絵画にまつわる映画ですが、映画そのものが絵画のような美しく、セリフに頼ることなく眼差しや手の動きや後ろ姿だけで伝わる儚くて切ない想い、音楽(BGM)ではなく薪の音や足音など「音」で奏でる感情は観ている私たちの聴覚に訴えてきます。
洗練されていて、上品で、エロティズムすら芸術の域で、美しいとしか言いようがありません。フランス映画好きには堪らない、フランス映画らしい作品で、時代背景、風景、ストーリー、女性たち、ラスト、全てにおいて究極的に芸術です。
顔のない肖像、女中の決心、嫁ぐということ、姉や母の人生、燃える女、視るということ。いろいろなところにメタファーが隠されていて、女性が「一人前の人」として生きていけない時代に、女性としていることの哀しさ、怒り、弱さ、諦め、強さ、秘めた想い、喜びなどさまざまな感情を、(余計な音楽などいらないほど)ものすごく静かに、けれども燃えるかのように激しく描いています。

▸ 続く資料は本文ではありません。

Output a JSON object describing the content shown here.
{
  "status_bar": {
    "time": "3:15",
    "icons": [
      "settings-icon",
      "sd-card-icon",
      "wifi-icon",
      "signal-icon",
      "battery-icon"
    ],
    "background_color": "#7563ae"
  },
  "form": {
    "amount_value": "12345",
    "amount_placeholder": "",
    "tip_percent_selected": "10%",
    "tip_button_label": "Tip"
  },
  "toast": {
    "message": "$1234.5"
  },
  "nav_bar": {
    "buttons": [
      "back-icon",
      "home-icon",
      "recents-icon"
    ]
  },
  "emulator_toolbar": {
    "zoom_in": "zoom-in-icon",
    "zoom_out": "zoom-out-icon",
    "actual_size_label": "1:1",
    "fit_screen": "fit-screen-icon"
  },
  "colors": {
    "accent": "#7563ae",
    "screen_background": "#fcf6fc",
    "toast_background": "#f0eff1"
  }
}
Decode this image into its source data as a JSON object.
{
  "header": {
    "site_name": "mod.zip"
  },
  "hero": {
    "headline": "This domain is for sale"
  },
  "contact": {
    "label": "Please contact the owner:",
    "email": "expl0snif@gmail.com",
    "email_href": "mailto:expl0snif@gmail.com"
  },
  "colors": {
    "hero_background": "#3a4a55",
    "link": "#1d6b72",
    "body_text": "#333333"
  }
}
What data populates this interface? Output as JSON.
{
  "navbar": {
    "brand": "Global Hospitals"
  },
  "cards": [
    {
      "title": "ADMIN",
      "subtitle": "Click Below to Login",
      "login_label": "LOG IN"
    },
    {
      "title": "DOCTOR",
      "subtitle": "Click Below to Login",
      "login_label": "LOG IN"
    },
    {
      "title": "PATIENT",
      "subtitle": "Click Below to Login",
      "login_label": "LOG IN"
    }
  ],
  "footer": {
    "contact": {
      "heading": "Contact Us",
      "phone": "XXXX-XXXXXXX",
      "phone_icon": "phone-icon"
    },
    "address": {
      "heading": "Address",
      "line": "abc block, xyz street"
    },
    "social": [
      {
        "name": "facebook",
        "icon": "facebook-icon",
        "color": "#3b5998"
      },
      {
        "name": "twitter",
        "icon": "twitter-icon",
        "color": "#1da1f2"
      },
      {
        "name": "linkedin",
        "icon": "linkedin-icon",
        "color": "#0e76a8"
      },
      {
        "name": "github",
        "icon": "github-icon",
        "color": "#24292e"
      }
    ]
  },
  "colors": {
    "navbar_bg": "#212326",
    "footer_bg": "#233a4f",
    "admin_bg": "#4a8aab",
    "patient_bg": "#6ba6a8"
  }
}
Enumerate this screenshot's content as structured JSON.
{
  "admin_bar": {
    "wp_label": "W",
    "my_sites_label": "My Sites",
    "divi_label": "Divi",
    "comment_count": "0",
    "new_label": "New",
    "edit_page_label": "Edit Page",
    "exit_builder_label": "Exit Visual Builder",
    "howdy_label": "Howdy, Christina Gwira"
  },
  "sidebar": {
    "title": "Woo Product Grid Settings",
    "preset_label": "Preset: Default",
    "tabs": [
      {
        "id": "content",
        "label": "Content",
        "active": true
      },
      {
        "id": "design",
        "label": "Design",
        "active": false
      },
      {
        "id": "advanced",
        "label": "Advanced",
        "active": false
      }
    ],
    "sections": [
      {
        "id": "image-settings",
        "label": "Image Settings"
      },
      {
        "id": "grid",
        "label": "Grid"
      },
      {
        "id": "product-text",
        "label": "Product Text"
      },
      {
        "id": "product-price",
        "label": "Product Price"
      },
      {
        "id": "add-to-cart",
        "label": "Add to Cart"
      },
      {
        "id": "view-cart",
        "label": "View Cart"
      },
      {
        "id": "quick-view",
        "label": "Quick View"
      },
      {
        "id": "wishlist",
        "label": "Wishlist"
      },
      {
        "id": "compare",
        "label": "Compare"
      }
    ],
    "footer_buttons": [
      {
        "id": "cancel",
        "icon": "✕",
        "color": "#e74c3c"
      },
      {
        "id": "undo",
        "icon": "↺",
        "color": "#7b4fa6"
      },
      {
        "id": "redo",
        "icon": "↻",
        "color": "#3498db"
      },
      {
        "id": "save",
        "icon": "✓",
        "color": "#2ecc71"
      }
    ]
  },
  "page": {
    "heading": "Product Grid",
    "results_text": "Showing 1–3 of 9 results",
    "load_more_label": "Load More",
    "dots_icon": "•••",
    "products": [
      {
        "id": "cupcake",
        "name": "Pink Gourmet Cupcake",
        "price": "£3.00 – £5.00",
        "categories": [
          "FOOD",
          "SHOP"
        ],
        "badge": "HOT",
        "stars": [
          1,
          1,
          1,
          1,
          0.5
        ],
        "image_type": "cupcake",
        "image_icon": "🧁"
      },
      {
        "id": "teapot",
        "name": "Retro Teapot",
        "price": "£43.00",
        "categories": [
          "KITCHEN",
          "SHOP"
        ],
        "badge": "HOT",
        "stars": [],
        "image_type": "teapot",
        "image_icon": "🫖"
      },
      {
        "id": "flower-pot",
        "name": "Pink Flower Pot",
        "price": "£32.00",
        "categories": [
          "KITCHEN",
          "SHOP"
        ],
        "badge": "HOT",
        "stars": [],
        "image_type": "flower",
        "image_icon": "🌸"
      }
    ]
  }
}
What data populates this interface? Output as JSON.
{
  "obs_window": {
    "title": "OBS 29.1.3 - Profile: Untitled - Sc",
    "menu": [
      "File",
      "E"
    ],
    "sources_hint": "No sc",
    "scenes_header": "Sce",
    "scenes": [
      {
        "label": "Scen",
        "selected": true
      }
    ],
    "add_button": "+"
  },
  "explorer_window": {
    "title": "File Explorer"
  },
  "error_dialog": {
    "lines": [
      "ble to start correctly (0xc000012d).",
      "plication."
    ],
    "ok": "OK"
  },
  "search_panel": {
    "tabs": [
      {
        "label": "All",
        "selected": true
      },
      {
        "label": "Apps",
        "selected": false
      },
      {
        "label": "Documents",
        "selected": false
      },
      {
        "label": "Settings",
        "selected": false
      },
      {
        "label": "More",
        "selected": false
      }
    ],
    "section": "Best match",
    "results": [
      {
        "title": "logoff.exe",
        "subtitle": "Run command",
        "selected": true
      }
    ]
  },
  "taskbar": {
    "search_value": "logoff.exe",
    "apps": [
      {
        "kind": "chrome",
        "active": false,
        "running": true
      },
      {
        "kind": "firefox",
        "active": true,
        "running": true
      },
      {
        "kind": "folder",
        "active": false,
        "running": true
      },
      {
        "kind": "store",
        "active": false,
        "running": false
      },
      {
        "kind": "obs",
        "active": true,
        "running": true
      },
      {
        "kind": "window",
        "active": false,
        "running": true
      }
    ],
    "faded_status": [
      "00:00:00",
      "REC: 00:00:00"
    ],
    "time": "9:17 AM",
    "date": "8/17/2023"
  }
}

最初と最後にチラリと映るくらいで、全編ほぼ女性のみで、「女性だけの時間」と「男性のいる現実」の対比も考えるものがありました。
燃ゆる女の肖像、、、、愛が燃える、感情が燃える、恋の炎が燃える。燃える女の肖像が表すもの、それまでと対照的に音楽が鳴り響くラストシーンの余韻。フランス映画、やっぱり大好きです。ニュージーランドの女性監督が撮った『ピアノ・レッスン』をちょっと思い出しました。芸術的な作品、フランス映画、『ピアノ・レッスン』やジェーン・カンピオン監督作品が好きな方は、ぜひご覧くださいませ。この美しさはスクリーンで堪能して頂きたいです。